The DJ, whose real name is Thomas Pentz, moved to the coast late last year, shelling out $13.15 million for a Balinese-inspired mansion in Point Dume owned for years by musician Kid Rock. While his new place has plenty of space, the Hollywood Hills home offers better views, with four stories of living spaces overlooking the city below.
Perched on a Beachwood Canyon cul-de-sac, the canyonside retreat takes full advantage of its scenic setting with walls of glass and multiple terraces. At the very top, a penthouse suite features a lofty office and spa bathroom.
In addition to his solo work, Diplo is known for his electronic projects Major Lazer and Jack Ü. The 42-year-old boasts collaborations with Gwen Stefani, Britney Spears, Madonna, Justin Bieber and Usher and has racked up three Grammys since 2016 with hits that include “Heartless,” “Electricity” and “Where Are Ü Now.”
Hollywood housing project breaks ground
The Actors Fund, which provides a safety net for entertainment industry workers, broke ground last week on a $120-million affordable housing project in Hollywood, Anousha Sakoui reports.
Scheduled to open in 2024, the Hollywood Arts Collective will include 151 units of affordable housing as well as the 86-seat Glorya Kaufman Theater, art galleries, rehearsal studios, office space for nonprofit arts groups and a new home for the charity’s western region headquarters.

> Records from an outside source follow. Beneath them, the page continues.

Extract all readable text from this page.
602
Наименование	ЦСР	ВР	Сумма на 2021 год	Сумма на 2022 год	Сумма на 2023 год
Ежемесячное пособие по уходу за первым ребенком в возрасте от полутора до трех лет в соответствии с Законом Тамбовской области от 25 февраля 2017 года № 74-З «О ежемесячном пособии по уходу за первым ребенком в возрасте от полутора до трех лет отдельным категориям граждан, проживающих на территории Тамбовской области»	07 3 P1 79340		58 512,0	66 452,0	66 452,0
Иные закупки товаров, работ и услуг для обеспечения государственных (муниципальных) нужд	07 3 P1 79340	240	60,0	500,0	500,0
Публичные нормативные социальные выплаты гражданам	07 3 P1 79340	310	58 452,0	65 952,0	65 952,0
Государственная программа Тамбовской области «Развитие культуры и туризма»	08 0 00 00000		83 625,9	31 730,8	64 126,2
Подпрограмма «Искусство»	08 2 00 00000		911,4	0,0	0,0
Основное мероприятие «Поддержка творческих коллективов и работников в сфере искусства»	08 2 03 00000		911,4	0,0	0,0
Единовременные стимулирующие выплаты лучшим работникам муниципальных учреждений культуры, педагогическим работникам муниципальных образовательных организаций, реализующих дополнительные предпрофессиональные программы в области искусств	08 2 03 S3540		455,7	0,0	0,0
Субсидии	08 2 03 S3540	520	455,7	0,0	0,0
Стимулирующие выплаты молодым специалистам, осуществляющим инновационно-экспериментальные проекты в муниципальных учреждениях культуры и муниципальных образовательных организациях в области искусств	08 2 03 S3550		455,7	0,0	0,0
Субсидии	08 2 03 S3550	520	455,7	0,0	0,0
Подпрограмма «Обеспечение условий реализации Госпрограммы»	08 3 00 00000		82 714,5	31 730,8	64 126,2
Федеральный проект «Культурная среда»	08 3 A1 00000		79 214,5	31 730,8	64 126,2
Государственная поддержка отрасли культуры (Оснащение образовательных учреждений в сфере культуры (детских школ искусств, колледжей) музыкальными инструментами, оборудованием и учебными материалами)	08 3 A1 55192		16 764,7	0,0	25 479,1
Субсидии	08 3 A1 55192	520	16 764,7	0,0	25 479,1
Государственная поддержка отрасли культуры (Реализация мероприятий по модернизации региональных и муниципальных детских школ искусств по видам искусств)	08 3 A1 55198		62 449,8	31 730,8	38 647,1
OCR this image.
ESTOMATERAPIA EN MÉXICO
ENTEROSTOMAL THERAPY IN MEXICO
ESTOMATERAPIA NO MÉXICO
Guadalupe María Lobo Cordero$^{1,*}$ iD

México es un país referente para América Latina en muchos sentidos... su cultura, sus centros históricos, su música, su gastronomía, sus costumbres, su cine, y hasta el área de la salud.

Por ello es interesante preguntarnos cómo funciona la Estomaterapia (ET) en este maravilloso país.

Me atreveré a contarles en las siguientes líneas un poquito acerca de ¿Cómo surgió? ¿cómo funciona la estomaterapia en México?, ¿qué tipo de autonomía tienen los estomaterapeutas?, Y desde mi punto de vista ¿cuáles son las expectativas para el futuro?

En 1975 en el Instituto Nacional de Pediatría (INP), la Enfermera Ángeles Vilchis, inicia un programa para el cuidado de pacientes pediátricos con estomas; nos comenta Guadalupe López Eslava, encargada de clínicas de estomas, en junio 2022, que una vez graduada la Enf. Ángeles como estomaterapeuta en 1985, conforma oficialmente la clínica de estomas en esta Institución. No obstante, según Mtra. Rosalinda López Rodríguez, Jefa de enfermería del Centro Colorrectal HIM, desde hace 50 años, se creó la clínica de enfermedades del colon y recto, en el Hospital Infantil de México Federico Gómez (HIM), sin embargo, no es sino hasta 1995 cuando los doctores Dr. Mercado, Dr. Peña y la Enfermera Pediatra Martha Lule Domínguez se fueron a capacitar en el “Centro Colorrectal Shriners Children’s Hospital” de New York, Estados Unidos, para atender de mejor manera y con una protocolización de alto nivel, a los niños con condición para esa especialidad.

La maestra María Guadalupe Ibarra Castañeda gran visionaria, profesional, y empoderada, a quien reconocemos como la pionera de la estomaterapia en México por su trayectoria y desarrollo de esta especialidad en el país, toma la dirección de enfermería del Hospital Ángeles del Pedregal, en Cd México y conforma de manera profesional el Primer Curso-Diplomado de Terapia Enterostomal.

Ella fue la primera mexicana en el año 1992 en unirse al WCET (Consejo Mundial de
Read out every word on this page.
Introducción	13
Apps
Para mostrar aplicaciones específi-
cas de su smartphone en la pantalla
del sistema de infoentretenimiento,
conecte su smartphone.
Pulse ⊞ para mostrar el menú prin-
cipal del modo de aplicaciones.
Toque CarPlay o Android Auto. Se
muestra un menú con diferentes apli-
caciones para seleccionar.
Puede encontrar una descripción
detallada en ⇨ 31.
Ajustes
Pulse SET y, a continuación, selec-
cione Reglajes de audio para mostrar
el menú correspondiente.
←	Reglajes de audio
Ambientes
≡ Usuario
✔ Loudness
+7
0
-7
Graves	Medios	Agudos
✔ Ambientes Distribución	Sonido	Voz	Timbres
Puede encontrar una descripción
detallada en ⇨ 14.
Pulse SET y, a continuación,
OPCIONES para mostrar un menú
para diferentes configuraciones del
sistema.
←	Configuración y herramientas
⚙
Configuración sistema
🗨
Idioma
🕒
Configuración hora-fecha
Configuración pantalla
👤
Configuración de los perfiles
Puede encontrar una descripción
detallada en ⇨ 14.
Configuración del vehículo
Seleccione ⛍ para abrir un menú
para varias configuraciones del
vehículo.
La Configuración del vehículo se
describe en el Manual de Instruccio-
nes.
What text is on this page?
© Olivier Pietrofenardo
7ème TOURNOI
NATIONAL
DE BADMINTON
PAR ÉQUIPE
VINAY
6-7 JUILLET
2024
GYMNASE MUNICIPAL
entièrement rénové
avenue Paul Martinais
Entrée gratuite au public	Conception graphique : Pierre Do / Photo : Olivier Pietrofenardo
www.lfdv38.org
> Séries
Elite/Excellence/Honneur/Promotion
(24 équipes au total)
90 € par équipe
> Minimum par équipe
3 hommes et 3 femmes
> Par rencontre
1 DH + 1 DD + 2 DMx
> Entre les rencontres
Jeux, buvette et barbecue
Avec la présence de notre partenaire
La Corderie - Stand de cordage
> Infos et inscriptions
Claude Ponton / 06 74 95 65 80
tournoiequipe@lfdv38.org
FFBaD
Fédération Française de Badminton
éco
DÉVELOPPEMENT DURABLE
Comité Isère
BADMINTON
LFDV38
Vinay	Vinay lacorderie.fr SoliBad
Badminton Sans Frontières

The project has been a decade in the making and is intended to address a shortage of affordable housing in the area. A 2012 survey of housing needs in the local arts community found an overwhelming majority of working artists had been increasingly priced out of the Los Angeles area. It also identified a need for more affordable rehearsal and presentation space in the city.
The Actors Fund has been among the sources of financial aid to the industry during the pandemic, providing over $19 million in direct assistance to more than 15,000 people in need in the performing arts and entertainment industry.
Lions, monkeys, alligators, oh my
Long before Disneyland — even before Walt Disney moved here, in the summer of 1923 — Angelenos had the choice of dozens of themed mini-amusement parks right here, columnist Patt Morrison writes.
In carnival L.A., you could visit not just one but two ostrich farms, not just one but two private zoos, a monkey farm in Culver City and another in the Cahuenga Pass, and at least two lion farms: Jungleland, originally Goebel’s Lion Farm, in Thousand Oaks, and Gay’s Lion Farm, in El Monte, the place that MGM’s trademark snarling lions called home.
Roller coasters galore, Ferris wheels, merry-go-rounds, hot-air balloon rides, an alligator farm in Lincoln Park that was a goldmine for headlines like “Gators Now Hatching — Good For Pets or Bags!” and “Saved From Death In Alligator’s Jaws!”
Let’s just say that zoning rules were a little more flaccid back then.
What we’re reading
As part of its “Rethinking Policy for Black America” series, Vox explored how exclusionary zoning laws affect housing segregation, calling on the federal government and the victims of the exclusionary policies to sue the offenders.
Nelly is selling his crumbling mansion, the Riverfront Times reported. The abandoned estate has seen better days; left halfway through a remodel, it features three stories of torn-up living spaces and a backyard with a basketball court in disrepair.